Different metric choices can lead to inequivalent subsystem decompositions.

Subsystems are tomographically reconstructible and obey no-signalling.

Abstract

This work outlines a consistent method of identifying subsystems in finite-dimensional Hilbert spaces, independent of the underlying inner-product structure. Such Hilbert spaces arise in $\mathcal{P}\mathcal{T}$-symmetric quantum mechanics, where a non-Hermitian Hamiltonian is made self-adjoint by changing the inner product using the so-called ``metric operator". This is the framework of pseudo-Hermitian quantum mechanics. For composite quantum systems in this framework, defining subsystems is generally considered feasible only when the metric operator is chosen to have a tensor product form so that a partial trace operation can be well defined. In this work, we use arguments from algebraic quantum mechanics to show that the subsystems can be well-defined in every metric space - irrespective of whether or not the metric is of tensor product form.
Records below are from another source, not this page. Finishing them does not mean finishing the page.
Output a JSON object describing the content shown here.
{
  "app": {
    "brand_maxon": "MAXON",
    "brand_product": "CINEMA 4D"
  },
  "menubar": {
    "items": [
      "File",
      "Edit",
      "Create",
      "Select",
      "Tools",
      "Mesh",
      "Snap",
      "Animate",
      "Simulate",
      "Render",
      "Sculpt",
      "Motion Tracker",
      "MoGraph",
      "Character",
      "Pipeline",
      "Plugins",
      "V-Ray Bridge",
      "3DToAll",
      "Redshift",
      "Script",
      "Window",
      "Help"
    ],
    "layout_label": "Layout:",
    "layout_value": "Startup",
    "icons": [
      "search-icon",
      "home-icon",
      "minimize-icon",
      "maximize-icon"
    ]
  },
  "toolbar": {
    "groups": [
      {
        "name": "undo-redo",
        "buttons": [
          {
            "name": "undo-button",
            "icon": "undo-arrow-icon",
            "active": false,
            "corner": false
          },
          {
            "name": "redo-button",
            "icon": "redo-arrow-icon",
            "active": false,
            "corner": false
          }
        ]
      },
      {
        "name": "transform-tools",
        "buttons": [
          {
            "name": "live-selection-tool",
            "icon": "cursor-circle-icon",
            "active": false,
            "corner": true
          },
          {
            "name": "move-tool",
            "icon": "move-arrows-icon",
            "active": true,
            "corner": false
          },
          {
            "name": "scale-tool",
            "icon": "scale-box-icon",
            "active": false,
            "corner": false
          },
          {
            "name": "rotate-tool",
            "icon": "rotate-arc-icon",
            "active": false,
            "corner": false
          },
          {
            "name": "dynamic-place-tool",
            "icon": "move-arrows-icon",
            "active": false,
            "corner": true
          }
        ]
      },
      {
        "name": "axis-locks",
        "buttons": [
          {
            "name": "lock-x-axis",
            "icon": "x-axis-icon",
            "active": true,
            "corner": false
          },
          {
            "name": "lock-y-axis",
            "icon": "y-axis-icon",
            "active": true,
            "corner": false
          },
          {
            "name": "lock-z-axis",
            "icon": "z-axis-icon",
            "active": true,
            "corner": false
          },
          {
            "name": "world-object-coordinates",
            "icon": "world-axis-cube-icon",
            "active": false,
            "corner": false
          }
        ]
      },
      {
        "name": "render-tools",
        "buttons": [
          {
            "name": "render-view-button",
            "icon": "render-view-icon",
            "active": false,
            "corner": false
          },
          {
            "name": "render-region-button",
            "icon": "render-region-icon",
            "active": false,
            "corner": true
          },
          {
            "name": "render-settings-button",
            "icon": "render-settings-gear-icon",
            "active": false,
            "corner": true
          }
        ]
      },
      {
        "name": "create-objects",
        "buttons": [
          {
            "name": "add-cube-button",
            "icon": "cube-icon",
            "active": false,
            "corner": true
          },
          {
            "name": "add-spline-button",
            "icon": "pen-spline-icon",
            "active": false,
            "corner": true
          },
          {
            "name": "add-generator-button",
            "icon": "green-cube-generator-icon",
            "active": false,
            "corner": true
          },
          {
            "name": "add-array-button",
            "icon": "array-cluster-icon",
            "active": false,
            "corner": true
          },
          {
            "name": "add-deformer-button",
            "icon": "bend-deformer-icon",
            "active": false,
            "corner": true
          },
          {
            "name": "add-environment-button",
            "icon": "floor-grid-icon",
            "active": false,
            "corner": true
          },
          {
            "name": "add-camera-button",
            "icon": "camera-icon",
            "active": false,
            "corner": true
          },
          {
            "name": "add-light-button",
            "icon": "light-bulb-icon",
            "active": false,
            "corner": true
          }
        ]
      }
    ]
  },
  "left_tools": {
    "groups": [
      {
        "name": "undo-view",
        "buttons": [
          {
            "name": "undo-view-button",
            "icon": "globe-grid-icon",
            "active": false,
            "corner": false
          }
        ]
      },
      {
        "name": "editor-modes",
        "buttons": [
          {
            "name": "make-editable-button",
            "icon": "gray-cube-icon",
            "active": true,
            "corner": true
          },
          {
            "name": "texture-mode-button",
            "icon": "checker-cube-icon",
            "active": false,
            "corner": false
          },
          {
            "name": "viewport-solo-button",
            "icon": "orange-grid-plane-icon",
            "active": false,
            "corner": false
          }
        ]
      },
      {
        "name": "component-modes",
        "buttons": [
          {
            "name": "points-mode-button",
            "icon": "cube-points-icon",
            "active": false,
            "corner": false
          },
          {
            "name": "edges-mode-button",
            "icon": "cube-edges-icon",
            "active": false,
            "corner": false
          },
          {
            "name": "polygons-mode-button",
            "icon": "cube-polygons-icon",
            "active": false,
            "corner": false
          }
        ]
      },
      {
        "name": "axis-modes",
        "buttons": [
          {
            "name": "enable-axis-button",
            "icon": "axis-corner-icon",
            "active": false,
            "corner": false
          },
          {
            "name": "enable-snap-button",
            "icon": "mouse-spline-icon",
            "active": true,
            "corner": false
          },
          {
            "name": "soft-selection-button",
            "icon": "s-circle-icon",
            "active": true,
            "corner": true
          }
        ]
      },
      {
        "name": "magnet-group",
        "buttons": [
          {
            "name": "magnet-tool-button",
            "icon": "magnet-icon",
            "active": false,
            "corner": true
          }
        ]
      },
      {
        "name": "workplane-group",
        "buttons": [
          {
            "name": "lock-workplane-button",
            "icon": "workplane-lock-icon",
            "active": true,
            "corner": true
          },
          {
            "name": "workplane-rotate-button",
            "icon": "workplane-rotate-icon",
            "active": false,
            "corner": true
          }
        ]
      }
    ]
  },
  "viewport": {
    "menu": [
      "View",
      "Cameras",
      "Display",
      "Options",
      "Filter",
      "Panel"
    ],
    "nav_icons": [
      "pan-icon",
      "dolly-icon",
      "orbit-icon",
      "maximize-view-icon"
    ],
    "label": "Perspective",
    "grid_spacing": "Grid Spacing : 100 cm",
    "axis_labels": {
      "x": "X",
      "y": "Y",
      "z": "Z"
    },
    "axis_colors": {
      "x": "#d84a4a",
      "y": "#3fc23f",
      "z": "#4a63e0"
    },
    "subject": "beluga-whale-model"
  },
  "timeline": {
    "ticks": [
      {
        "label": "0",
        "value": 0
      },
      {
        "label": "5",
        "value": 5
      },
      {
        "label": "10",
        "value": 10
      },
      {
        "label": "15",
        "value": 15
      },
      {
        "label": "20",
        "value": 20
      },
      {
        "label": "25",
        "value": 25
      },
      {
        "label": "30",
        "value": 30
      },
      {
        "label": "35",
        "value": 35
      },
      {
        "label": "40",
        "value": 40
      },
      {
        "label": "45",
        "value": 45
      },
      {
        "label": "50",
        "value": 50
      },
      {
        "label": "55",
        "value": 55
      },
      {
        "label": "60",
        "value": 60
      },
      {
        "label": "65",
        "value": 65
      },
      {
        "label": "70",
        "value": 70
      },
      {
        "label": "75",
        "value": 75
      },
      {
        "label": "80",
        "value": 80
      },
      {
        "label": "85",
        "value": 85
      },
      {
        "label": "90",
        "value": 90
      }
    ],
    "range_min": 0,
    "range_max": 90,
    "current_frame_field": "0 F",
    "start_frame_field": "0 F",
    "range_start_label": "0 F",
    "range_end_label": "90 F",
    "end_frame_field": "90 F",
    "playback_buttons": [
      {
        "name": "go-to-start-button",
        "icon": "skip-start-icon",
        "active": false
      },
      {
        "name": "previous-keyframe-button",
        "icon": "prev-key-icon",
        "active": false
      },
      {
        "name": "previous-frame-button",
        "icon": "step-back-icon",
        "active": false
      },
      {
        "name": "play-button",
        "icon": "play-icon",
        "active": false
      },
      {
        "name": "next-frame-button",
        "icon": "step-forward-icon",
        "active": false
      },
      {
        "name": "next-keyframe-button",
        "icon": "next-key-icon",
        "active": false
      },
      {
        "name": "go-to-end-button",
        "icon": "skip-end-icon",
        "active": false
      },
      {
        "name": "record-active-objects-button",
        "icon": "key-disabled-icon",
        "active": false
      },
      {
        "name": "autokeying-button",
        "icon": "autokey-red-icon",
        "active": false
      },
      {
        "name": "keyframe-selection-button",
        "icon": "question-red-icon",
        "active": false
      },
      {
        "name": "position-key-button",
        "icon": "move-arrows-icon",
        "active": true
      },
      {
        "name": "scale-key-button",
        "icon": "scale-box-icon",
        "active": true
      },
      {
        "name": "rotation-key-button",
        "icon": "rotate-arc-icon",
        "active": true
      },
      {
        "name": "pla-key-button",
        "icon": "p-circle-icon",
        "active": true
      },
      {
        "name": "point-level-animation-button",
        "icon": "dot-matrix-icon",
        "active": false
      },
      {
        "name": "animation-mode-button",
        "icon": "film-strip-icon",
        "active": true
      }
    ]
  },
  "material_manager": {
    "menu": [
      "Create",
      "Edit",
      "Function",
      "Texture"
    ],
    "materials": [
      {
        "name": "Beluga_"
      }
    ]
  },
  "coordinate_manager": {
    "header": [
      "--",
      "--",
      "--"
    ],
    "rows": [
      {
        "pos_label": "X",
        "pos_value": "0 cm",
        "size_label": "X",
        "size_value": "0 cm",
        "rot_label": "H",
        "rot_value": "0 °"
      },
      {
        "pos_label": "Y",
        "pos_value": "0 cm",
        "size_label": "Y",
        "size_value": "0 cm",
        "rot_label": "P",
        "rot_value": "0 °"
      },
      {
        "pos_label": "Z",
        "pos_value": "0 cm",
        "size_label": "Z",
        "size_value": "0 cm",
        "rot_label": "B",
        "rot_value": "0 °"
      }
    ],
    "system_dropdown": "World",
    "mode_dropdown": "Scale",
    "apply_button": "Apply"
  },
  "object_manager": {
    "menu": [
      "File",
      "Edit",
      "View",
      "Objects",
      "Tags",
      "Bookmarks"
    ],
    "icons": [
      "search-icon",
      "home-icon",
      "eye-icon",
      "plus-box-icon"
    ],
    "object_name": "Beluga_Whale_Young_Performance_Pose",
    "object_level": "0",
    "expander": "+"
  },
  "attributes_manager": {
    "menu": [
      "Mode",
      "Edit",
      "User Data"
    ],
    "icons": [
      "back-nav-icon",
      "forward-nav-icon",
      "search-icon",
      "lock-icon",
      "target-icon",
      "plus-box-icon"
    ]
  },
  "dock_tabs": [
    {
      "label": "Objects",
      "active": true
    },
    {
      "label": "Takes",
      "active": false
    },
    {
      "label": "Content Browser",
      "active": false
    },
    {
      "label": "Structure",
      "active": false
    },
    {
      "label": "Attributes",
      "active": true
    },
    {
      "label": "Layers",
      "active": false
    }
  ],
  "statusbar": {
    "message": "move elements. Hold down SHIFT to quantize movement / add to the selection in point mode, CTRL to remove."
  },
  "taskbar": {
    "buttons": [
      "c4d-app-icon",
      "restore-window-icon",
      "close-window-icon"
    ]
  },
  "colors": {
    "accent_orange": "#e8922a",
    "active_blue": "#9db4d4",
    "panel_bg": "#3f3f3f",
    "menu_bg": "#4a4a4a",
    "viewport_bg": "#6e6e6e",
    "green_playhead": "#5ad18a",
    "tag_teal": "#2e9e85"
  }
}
This is done by identifying subsystems with a decomposition of the underlying C*-algebra into commuting subalgebras. Although the choice of the metric is known to have no effect on the system's statistics, we show that different choices of the metric can lead to inequivalent subsystem decompositions. Each of the subsystems can be tomographically constructed and these subsystems satisfy the no-signalling principle. With these results, we put all the choices of the metric operator on an equal footing for composite systems.